With little to no interaction, they knew just that they had something
in common – their faith in the same divine power. After graduation,
they went their separate ways and that should have been the end
of their story. Only it wasn’t.
Cut to 2013.
Meera had taken her scooter out for a test drive when she was forced to brake hard for someone on the road. That someone turned out to be Maya, whose office was in the same lane. They exchanged phone numbers, and started to be constant presences in each other’s lives, through heartbreak or family troubles. Maya’s non-judgmental outlook towards her orientation also meant a lot to Meera.
During a troubled phase with her daughter, Maya asked Meera to go on a vacation with her. This was a turning point in their lives. “I heard Maya sing devotional songs every morning and her mellifluous voice mesmerised me. I lost my soul to her, and found myself wanting to protect her all my life,” says Meera emphatically.

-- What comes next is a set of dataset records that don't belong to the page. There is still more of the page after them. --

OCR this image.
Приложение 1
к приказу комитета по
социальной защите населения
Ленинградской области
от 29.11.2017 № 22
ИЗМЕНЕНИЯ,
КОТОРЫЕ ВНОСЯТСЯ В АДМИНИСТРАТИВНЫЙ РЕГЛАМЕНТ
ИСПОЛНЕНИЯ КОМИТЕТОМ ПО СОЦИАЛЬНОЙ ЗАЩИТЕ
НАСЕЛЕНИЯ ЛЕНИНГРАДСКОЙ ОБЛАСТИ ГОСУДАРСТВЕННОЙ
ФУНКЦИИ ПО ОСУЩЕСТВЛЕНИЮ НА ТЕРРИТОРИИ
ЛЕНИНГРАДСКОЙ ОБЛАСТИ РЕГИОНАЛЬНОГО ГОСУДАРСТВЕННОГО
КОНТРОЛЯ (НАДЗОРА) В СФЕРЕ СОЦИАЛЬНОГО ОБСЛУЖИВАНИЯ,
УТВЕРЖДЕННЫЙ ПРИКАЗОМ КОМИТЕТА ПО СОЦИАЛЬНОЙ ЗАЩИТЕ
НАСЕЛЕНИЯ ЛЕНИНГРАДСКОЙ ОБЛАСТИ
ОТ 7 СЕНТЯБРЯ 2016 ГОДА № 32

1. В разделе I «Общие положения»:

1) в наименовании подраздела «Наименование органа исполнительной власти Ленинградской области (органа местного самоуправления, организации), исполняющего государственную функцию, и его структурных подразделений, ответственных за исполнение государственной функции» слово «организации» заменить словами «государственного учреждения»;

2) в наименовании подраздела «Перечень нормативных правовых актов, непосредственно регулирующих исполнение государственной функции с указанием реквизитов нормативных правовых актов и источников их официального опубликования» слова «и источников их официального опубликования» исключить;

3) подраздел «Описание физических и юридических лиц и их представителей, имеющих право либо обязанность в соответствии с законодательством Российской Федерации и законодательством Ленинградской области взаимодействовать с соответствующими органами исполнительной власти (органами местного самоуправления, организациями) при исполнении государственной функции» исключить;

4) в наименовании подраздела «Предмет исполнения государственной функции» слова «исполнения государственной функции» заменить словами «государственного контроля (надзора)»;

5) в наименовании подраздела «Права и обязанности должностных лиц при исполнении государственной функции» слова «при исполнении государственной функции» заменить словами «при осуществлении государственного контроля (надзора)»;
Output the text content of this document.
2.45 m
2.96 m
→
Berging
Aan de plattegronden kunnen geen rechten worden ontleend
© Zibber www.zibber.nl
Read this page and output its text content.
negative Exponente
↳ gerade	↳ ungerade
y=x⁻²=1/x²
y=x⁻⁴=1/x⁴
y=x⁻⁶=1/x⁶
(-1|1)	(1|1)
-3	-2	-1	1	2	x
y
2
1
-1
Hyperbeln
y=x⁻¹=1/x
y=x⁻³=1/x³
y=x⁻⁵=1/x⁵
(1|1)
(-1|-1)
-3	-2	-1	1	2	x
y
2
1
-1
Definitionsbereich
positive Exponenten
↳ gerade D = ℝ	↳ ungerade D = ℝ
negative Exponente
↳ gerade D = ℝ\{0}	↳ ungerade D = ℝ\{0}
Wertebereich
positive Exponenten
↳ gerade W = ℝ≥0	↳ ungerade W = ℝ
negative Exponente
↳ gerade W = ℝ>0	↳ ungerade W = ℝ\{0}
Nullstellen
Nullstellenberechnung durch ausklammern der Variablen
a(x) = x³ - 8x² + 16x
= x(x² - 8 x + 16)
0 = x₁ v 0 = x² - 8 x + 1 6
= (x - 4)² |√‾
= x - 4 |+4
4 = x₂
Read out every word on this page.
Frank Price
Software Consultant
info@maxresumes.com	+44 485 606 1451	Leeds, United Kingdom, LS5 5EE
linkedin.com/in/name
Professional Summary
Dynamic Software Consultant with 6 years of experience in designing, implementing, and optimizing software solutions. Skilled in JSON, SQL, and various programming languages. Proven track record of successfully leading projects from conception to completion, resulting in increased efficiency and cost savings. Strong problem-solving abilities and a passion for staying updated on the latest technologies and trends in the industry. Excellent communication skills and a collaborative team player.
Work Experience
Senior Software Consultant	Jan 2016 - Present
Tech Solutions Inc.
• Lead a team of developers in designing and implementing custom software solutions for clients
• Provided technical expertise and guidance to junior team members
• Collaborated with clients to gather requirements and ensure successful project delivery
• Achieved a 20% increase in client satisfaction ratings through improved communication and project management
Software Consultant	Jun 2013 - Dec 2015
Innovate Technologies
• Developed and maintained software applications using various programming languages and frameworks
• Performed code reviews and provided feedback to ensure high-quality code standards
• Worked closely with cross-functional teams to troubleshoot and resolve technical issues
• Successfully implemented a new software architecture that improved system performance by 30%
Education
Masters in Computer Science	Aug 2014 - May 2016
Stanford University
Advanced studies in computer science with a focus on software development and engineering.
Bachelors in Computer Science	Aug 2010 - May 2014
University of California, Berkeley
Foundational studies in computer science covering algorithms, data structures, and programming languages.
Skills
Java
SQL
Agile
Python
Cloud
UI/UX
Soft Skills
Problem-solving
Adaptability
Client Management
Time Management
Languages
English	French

And what about Maya? “During the trip, I discovered that both of us let our tears do the talking when we worship the divine lord. Despite her tough veneer, there was a little child in Meera craving true love,” she recounts.
Their friendship grew stronger, till Meera finally decided to propose. “I could not wait any longer. We watched Cocktail and after it ended, I told her if she noticed how Gautam (Saif Ali Khan) settled down with the spiritual Meera (Diana Penty) and then I asked her, ‘Do you get my drift?’” proclaims Meera.
Maya did. “Given my painful past, my heart had hardened against men. Meera enabled me to see life in a new light. It did not matter that we were, and still are, as different as paneer and chicken – I am using this metaphor since I am a pure vegetarian and Meera is a hard core non-vegetarian. All I knew was that there was a connection and for the first time in my life, I took a decision of my own free will. I said, ‘Yes’,” announces Maya.
But she had one condition. “I had to win the consent of her teenage daughter and I did. This Fathers’ Day, I received a heartwarming message from our daughter,” adds Meera, her eyes twinkling.
Maya and Meera have been together for the last three years, but they lament that they cannot live together – not just yet. “Our mothers have miraculously accepted our relationship but we have to think of our families and society on the whole. But how we wish we could live in a world where couples are not forced to bow down before societal pressure and lose that one chance of being truly loved! After all, we live only once, and each one of us should be allowed to live life the way we wish,” declare Maya and Meera before bidding me goodbye.
I heard them. I agree with them. Do you?